At the end of the original Spider-Man, Tobey Maguire’s Peter says his powers are a gift and a curse. The Amazing Spider-Man 2 is unabashedly about the curse side of things, and it’s the most unique and criminally underrated film in the franchise.

With Marvel and Sony reaching a deal to share Spider-Man’s character rights came swinging in the franchise’s second movie reboot. Directed by Jon Watts and starring Tom Holland, Homecoming is able to breathe (or bite!) a new life into Peter Parker’s tried and tried again story, grossing over $800 million in the box office worldwide. 

With more of a focus on Parker’s youth and his everyday struggles as a high school sophomore, Homecoming masterfully toes the line between being an effervescent coming of age story and the typical virtuous superhero movies that Marvel’s known for. Alongside notable actors like Zendaya and Michael Keaton, Holland’s excitement for his character shines through his performance, signaling a bright start to his Spider-Man trilogy.

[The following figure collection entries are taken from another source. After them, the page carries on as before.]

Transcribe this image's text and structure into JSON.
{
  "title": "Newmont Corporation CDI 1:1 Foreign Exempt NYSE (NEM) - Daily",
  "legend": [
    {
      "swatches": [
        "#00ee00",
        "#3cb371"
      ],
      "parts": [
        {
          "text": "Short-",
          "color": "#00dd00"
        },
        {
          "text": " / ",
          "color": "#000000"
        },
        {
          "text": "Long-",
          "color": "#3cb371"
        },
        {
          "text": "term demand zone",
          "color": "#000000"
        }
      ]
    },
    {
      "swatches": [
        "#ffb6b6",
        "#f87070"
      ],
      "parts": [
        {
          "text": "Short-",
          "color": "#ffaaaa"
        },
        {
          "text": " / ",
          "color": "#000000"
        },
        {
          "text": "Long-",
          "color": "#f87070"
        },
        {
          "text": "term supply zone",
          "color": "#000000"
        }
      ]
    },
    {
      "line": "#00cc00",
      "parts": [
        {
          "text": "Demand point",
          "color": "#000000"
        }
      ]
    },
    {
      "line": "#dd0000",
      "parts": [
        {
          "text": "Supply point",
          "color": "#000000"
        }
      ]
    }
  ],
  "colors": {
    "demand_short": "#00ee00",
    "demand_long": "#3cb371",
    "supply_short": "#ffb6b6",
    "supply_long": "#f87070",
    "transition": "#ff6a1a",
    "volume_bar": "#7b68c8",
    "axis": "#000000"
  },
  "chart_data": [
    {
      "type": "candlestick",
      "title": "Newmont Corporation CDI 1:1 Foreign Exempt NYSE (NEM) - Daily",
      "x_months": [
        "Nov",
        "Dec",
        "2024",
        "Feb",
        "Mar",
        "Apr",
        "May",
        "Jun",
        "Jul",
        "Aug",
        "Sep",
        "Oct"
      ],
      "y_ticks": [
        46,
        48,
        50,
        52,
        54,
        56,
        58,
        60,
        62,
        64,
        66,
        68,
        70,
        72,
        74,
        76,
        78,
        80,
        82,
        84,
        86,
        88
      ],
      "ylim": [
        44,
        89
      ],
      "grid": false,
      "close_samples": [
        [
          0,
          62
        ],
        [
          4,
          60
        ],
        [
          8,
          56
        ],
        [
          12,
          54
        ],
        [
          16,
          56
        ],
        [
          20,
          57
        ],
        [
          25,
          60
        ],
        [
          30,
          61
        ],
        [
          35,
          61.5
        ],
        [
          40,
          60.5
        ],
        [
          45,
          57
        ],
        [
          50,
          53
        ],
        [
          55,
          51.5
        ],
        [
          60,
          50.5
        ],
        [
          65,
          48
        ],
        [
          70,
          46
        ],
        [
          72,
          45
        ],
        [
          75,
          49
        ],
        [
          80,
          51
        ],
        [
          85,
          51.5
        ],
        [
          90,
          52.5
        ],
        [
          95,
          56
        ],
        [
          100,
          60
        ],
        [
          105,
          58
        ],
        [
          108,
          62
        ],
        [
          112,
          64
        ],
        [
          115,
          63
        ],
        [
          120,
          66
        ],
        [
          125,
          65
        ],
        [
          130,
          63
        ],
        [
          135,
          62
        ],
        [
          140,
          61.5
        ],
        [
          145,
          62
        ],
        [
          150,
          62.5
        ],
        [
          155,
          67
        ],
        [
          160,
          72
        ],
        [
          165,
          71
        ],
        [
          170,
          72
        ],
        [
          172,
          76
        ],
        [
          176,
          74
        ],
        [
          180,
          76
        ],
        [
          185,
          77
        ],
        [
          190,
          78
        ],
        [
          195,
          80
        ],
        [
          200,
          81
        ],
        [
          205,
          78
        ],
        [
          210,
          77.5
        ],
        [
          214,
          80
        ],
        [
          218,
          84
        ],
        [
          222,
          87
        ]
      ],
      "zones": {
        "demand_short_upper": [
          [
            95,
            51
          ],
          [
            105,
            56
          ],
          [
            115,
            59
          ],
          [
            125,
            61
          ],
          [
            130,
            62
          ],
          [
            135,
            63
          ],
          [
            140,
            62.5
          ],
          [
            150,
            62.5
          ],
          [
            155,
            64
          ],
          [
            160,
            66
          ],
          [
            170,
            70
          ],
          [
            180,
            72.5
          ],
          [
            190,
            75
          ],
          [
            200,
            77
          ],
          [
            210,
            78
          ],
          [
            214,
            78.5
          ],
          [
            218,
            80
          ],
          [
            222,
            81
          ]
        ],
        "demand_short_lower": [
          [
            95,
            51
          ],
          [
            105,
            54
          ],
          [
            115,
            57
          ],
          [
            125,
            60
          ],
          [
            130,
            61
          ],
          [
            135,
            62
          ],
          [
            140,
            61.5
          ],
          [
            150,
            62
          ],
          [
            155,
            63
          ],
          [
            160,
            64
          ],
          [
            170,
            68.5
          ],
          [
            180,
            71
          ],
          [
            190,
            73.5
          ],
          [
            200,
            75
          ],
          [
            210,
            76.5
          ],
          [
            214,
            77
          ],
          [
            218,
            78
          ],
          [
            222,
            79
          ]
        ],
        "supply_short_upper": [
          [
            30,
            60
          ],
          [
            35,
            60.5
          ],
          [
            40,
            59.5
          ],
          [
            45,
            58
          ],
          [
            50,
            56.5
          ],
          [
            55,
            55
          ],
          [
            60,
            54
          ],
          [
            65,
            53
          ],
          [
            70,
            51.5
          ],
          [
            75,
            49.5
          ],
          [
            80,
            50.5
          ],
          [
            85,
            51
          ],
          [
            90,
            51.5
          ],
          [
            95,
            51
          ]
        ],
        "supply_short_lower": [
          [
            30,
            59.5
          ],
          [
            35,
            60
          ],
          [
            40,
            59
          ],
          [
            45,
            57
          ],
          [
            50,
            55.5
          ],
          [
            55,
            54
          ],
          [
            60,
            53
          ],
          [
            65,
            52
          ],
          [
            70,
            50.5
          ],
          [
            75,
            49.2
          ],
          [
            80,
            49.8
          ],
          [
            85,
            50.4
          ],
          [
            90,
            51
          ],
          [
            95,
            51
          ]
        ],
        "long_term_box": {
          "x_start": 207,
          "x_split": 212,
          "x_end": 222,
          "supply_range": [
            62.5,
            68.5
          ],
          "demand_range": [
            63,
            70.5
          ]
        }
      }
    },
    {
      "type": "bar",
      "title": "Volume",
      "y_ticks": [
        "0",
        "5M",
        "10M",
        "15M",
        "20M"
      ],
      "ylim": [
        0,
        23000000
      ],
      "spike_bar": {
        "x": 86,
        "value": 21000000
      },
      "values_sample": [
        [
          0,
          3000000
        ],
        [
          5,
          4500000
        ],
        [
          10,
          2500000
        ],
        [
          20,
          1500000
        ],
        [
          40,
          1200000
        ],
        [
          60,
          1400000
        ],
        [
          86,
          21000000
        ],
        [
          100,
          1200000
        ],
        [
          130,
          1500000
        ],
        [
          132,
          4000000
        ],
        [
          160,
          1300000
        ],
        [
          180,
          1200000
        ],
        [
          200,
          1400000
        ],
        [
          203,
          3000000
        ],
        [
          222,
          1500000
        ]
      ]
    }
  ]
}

Facing the challenge of following Marvel’s adored Avengers: Endgame, Far From Home is just able to satisfy standards, but isn’t able to make that spider swing to surpass Homecoming.  Following its predecessors’ theme of a teen-movie story crashed by otherworldly villains, Parker and his friends attempt to have a relaxing summer field trip, but are rudely interrupted by apocalyptic-themed creatures and an unfamiliar face placed by Jake Gyllenhaal. 

Perhaps the best aspect of the film is Holland’s newfound confidence in his character, as well as his charming yet awkward chemistry with Zendaya’s MJ. Apart from that, the rest feels like Marvel is just going through the motions. The overabundance of special effects fails to conceal the contrived plot and tired dialogue.